Feeling Bearish

David Wessel of the Wall Street Journal is feeling bearish this morning:

Every so often, economic forces and financial markets collide in ways that make for a tumultuous year — the stock market crash in 1987, the Asian financial crisis and bond-market paralysis in 1998, the bursting stock bubble in 2000.

Suddenly, this year has all the ingredients of a Big One.

The dollar is sinking. Global stock markets are volatile. Bond-market interest rates are climbing. Oil prices are up. Gold is at a quarter-century high. Housing prices are softening. Protectionist pressures are intensifying. General Motors Corp. is a candidate for bankruptcy court. Iran may be on the verge of going nuclear. A nasty, partisan congressional election looms. And a new Federal Reserve chairman’s inflation-fighting resolve is being tested.

Alan Greenspan certainly picked a good time to retire.

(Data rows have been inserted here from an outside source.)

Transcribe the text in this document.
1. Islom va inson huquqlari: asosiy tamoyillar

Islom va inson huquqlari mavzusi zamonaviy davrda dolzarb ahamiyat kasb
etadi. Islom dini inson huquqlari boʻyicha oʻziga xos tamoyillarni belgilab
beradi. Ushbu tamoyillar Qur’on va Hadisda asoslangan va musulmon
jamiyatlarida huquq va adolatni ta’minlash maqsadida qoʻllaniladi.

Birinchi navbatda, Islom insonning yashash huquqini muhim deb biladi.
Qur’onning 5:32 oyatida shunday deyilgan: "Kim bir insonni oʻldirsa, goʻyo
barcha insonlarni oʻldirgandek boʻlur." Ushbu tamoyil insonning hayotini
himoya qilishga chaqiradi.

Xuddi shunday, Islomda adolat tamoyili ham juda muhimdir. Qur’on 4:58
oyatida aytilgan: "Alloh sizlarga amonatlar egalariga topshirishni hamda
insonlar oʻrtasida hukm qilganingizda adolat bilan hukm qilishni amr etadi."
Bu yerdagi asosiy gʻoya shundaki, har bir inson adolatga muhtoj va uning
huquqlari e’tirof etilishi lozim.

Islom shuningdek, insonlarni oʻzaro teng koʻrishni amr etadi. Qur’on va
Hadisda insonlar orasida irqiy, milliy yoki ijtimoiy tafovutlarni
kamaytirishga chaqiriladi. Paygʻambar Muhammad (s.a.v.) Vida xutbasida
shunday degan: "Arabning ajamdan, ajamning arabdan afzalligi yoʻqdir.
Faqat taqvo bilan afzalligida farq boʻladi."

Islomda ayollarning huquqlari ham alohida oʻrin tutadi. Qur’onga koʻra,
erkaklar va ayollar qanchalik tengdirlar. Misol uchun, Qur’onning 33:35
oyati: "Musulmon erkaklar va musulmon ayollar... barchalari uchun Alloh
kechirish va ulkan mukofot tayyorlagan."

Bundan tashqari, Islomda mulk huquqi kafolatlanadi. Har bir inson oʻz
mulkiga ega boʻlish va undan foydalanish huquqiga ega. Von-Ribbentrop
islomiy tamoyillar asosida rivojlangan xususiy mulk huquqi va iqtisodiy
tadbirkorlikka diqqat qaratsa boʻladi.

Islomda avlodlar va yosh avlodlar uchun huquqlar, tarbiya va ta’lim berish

Wessel neglected to mention the fuel that the US’s enormous current account balance adds to this unignited fire, but even so, he seems to have reasons enough for concern. It’s not clear what the spark will be, or even whether there will be a spark at all. There may not be. But I think that Wessel is right to suggest that there is enough dry wood and kindling piled together to give 2006 the potential to generate more than a comfortable amount of heat and flames.